The morning of December 12, Sassy and her cousin, a Jack Russell Terrier, were in the walled back yard when I heard my mother say "I can't see Sassy anywhere." Half dressed and just out of the shower, I grabbed a shirt and ran outside calling her name. No answer. Called louder and still no answer. Then I heard the most awful screams from my mom.. she saw a coyote carrying off my limp dog. I ran after it screaming something awful myself. The coyote dropped Sassy, but it was too late... she was already dead. The coyote had jumped a six-foot cement block fence and grabbed her, leaving the other dog barking and growling at the invader.
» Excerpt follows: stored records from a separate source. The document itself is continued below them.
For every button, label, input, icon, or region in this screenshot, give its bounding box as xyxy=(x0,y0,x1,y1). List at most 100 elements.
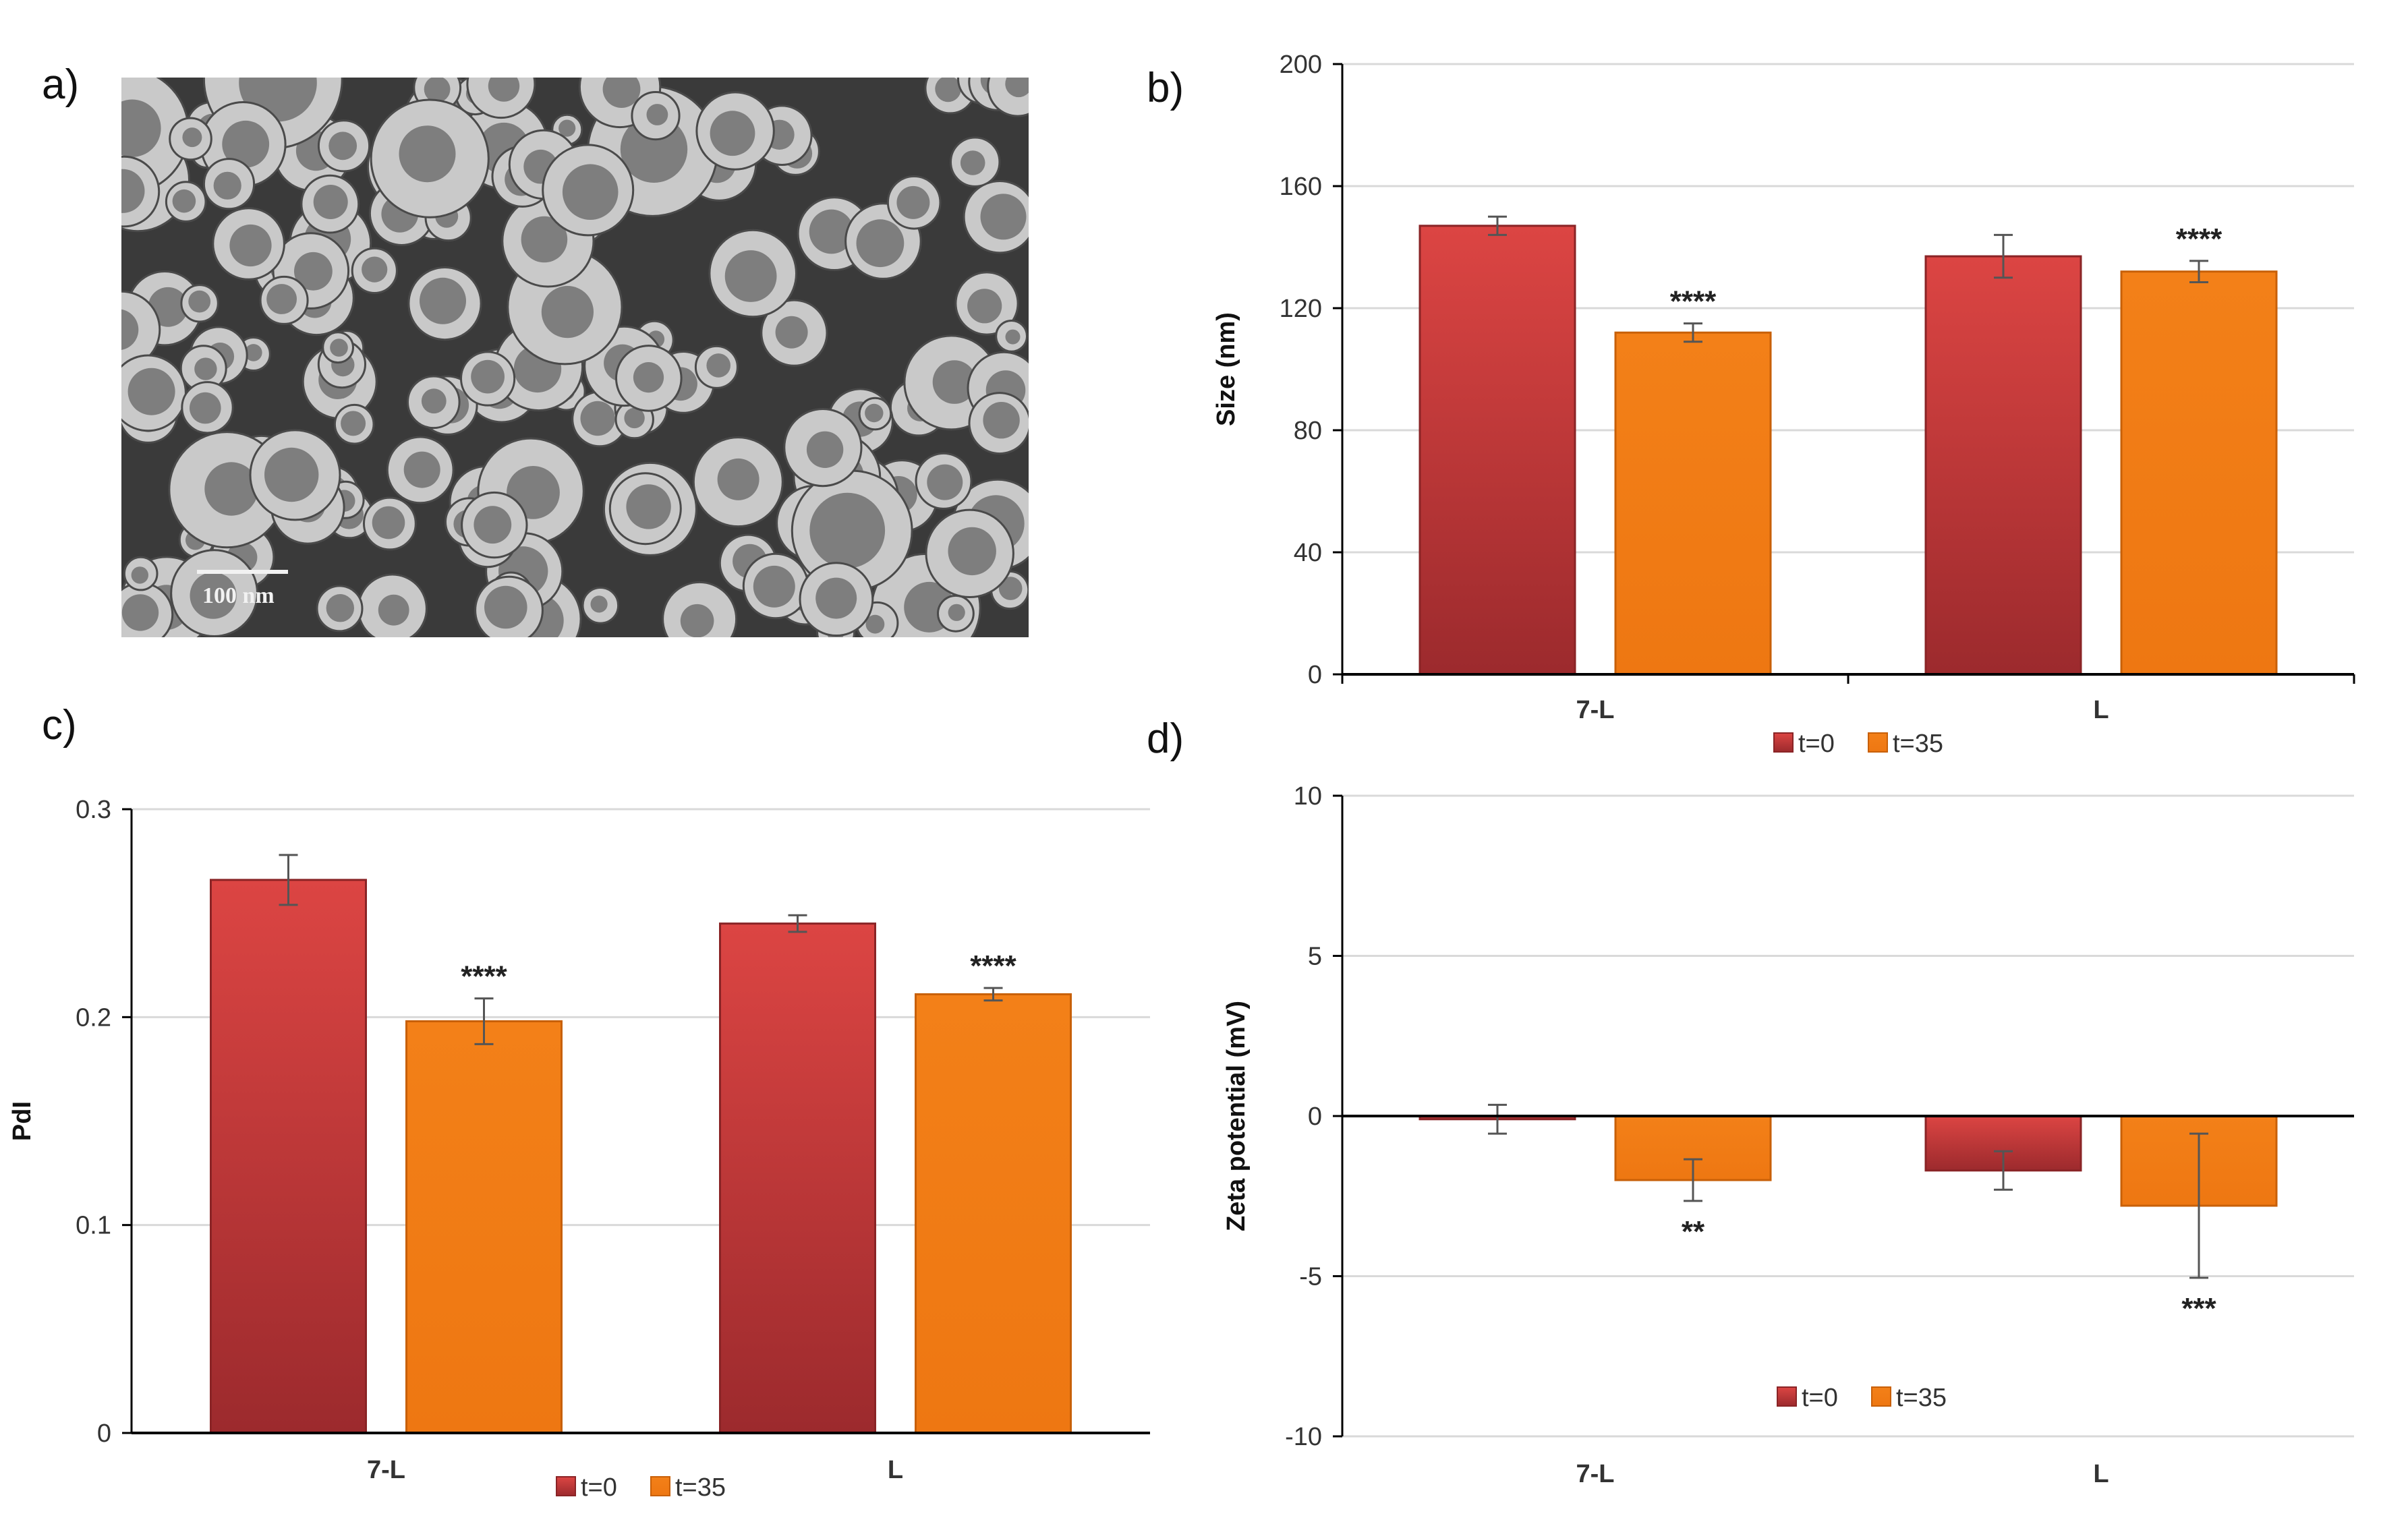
vesicle-core xyxy=(488,78,520,102)
vesicle-core xyxy=(328,131,357,160)
vesicle-core xyxy=(624,407,645,429)
y-tick-label: 200 xyxy=(1280,51,1322,79)
vesicle-core xyxy=(121,309,139,351)
y-tick-label: 0 xyxy=(97,1419,111,1448)
vesicle-core xyxy=(521,216,568,263)
vesicle-core xyxy=(266,284,297,314)
vesicle-core xyxy=(602,78,641,108)
vesicle-core xyxy=(809,209,854,254)
vesicle-core xyxy=(896,185,930,219)
vesicle-core xyxy=(399,125,456,183)
vesicle-core xyxy=(313,185,348,219)
y-tick-label: 40 xyxy=(1294,539,1322,567)
vesicle-core xyxy=(190,572,237,619)
tem-micrograph: 100 nm xyxy=(121,78,1029,637)
vesicle xyxy=(121,290,161,370)
vesicle-core xyxy=(980,194,1027,240)
y-tick-label: 120 xyxy=(1280,295,1322,323)
significance-label: *** xyxy=(2181,1292,2216,1325)
chart-c: 0 0.1 0.2 0.3 PdI **** 7-L **** Lt=0 t=35 xyxy=(8,796,1150,1502)
significance-label: **** xyxy=(970,949,1016,983)
vesicle-core xyxy=(330,339,348,357)
vesicle-core xyxy=(865,614,885,634)
bar-t0-7-L xyxy=(1418,225,1576,676)
vesicle-core xyxy=(121,594,159,631)
legend-label: t=35 xyxy=(1896,1384,1947,1412)
vesicle-core xyxy=(372,506,405,539)
vesicle-core xyxy=(562,164,619,220)
vesicle-core xyxy=(194,357,217,380)
vesicle-core xyxy=(378,594,409,626)
vesicle-core xyxy=(421,388,447,414)
panel-a-label: a) xyxy=(42,61,80,108)
vesicle-core xyxy=(710,111,755,156)
vesicle-core xyxy=(960,150,985,175)
vesicle-core xyxy=(403,451,440,488)
vesicle-core xyxy=(127,368,175,415)
y-tick-label: 10 xyxy=(1294,782,1322,811)
legend-label: t=0 xyxy=(1798,730,1835,758)
vesicle-core xyxy=(983,402,1020,439)
vesicle-core xyxy=(815,577,857,619)
vesicle-core xyxy=(420,277,466,324)
vesicle-core xyxy=(948,604,965,621)
vesicle-core xyxy=(809,492,886,568)
legend-swatch xyxy=(1871,1386,1891,1407)
y-axis-label: PdI xyxy=(8,1101,36,1141)
scale-bar-label: 100 nm xyxy=(202,583,275,608)
vesicle-core xyxy=(856,219,905,268)
significance-label: ** xyxy=(1682,1215,1705,1248)
bar-t35-7-L xyxy=(1614,331,1772,676)
vesicle-core xyxy=(865,403,884,423)
scale-bar xyxy=(197,570,288,574)
vesicle-core xyxy=(121,99,161,157)
vesicle-core xyxy=(806,431,844,468)
y-tick-label: -5 xyxy=(1299,1263,1322,1291)
bar-t35-7-L xyxy=(405,1020,563,1434)
vesicle-core xyxy=(935,78,961,102)
category-label: 7-L xyxy=(367,1456,405,1484)
category-label: L xyxy=(2093,1460,2109,1488)
vesicle-core xyxy=(188,290,211,313)
bar-t0-L xyxy=(719,922,876,1434)
panel-c-label: c) xyxy=(42,702,77,749)
vesicle-core xyxy=(362,256,388,283)
vesicle-core xyxy=(326,594,354,622)
legend-label: t=0 xyxy=(1802,1384,1838,1412)
y-tick-label: 0 xyxy=(1308,661,1322,689)
vesicle-core xyxy=(998,577,1023,600)
y-tick-label: 0.3 xyxy=(76,796,111,824)
vesicle-core xyxy=(558,119,576,137)
y-tick-label: -10 xyxy=(1285,1423,1322,1451)
legend-swatch xyxy=(1868,732,1888,753)
vesicle-core xyxy=(229,224,272,267)
vesicle-core xyxy=(121,169,145,213)
vesicle-core xyxy=(182,127,202,148)
chart-b: 0 40 80 120 160 200 Size (nm) **** 7-L **** Lt=0 t=… xyxy=(1212,51,2355,758)
vesicle-core xyxy=(245,344,262,361)
vesicle-core xyxy=(967,289,1002,324)
legend-swatch xyxy=(1773,732,1794,753)
category-label: L xyxy=(888,1456,903,1484)
legend-swatch xyxy=(650,1476,670,1496)
vesicle-core xyxy=(948,527,996,576)
legend-swatch xyxy=(1777,1386,1797,1407)
vesicle-core xyxy=(190,392,221,424)
vesicle-core xyxy=(932,360,977,404)
vesicle-core xyxy=(724,250,777,302)
category-label: 7-L xyxy=(1576,1460,1615,1488)
category-label: 7-L xyxy=(1576,696,1615,724)
legend-label: t=35 xyxy=(675,1473,726,1502)
vesicle-core xyxy=(680,604,714,637)
y-axis-label: Zeta potential (mV) xyxy=(1222,1001,1251,1231)
vesicle-core xyxy=(927,464,963,500)
vesicle-core xyxy=(706,353,730,378)
vesicle-core xyxy=(474,506,512,544)
vesicle-core xyxy=(204,462,258,516)
y-axis-label: Size (nm) xyxy=(1212,312,1240,426)
panel-b-label: b) xyxy=(1147,65,1184,111)
vesicle-core xyxy=(131,566,148,584)
significance-label: **** xyxy=(461,960,507,993)
legend-swatch xyxy=(556,1476,576,1496)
After I finally stopped screaming and crying, the numbness set in. A neighbor came over and placed her in a bag and put her carefully in a cardboard box. How she did that, I can't imagine. We drove Sassy to the vet and made arrangements. I reached through the box and touched the plastic. I felt my baby's warmth and said goodbye. I wanted to hold and kiss her but I knew that wasn't a good idea to see her that way.
Now, nine stays later, all I can think about is my baby and how she died. Even sitting next to my step-father in the care center, I don't know whom I am crying for... him... or her. She turned 5 on December 19 and it seemed like it all came back again. I know that it will get better, I want it to be better sooner than later.
If you are reading this and live in an area known to be frequented by coyotes (we saw them once in a while at night but not during the day) NEVER leave your dog(s) outside alone. Sometimes even that is not enough. I have been hearing stories of small dogs being grabbed while their owners walked them on a leash. Treasure your pet every day, you never know what could happen in an instant.